I knew someone who lived pretty near some woods who also had a stepladder, so I cycled up and found them in the back garden. They had been out there so long that when I tipped them up passing back through the house ancient rainwater came pouring out from somewhere. Seeing this over his carpet he grabbed my arm and rushed me out the front door with a sudden force that took me by surprise where the rusty water continued to spill along the path. I thanked him, hung the one end over the handlebars whilst holding the other against the seat. I thought it best to take a drill to not muck about and eventually came to a clearing, whereby I immediately took the stepladder to a particular tree determined not to waste any time. Everything I needed was in the bag on my back.

But it wasn’t right. The idea wasn’t right. I didn’t want to leave glass to be busted up within days, just leaving the frame hanging there for some reason and broken glass amongst the leaves. I took it down and walked the ladders back, thanked him again, and we both agreed on a beer at some unspecified future point.

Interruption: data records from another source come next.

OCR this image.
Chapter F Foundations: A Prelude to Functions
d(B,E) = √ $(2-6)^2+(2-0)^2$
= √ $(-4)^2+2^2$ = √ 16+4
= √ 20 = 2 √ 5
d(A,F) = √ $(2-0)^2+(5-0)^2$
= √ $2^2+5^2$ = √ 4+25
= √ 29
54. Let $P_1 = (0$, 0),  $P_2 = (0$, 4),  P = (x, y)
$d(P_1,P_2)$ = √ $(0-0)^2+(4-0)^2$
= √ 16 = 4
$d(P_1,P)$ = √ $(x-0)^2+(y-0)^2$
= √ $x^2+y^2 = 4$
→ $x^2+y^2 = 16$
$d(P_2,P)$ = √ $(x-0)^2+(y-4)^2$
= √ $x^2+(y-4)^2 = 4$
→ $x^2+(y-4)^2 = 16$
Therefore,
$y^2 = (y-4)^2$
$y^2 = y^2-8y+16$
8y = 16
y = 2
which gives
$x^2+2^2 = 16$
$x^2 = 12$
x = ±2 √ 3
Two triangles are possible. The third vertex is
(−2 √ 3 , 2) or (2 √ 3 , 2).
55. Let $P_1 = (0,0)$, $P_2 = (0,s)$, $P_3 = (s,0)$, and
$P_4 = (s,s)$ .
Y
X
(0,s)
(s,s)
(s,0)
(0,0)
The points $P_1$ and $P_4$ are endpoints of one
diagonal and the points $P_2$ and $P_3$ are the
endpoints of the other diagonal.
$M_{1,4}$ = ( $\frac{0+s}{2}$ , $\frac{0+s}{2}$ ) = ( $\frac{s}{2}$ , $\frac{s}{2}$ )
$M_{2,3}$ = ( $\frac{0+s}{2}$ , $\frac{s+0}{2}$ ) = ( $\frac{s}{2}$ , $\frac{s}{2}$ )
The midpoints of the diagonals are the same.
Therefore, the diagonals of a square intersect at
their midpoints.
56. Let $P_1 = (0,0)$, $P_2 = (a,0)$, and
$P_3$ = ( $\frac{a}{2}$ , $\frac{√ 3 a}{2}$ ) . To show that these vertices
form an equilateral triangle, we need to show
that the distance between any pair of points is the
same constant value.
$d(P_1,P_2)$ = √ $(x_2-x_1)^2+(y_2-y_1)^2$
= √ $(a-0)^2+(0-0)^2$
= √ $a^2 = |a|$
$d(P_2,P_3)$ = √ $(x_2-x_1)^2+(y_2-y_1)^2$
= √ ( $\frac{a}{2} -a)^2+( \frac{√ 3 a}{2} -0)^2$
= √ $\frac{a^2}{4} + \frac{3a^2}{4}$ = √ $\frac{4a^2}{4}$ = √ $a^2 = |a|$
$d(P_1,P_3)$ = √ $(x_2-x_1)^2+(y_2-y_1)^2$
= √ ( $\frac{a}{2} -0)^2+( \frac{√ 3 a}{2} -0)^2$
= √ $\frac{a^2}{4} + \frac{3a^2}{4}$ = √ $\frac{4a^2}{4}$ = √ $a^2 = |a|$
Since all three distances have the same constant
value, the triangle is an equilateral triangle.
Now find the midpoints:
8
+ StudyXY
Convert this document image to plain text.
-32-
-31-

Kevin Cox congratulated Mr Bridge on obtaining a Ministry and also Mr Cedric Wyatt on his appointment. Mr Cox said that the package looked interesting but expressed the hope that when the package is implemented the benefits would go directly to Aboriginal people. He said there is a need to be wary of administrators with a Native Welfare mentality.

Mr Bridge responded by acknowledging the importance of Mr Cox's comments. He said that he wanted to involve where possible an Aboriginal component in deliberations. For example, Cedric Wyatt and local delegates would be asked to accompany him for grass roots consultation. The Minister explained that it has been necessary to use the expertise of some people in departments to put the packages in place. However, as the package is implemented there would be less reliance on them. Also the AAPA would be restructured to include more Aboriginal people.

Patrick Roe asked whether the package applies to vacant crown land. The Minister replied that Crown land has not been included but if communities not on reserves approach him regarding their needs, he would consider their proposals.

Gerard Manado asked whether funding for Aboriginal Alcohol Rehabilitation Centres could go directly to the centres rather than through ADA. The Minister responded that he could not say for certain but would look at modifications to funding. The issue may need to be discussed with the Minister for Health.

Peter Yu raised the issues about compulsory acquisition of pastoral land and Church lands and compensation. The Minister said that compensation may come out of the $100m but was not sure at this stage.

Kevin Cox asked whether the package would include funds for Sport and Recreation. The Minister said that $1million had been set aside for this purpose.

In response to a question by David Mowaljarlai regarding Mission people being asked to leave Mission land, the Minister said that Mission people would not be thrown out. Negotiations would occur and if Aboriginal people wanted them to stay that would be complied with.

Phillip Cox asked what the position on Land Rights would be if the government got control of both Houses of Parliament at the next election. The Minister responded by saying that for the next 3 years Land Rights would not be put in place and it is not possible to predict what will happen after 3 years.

I managed to convince a place in Stokes Croft to lend some stepladders, and headed back up and again set about installing the security mirrors with bendable Acrylic instead of glass without any delay as soon as I arrived in the busy underpass. The drill became so hot and overworked trying to penetrate that concrete I thought it would die before I could finish and I began looking at the shops around wondering who could lend me a drill. Nobody stopped to look or asked what I was doing. A few days before I bought cans of Gleaming Pink and Acid Green spray paint from the shop opposite and spoke to the owner about what I intended to do. When I moved to the South West, the underpass, next to the bus station, was one of the first places I came across. It had an excellent record shop. I returned the ladders and headed back to take some pictures when a cleaner came along and parked his cart underneath the mirrors to take a look. “What do you think of these things?” I asked, camera in hand. Seeing only their function, perhaps, he answered, “Complete and utter waste of time”.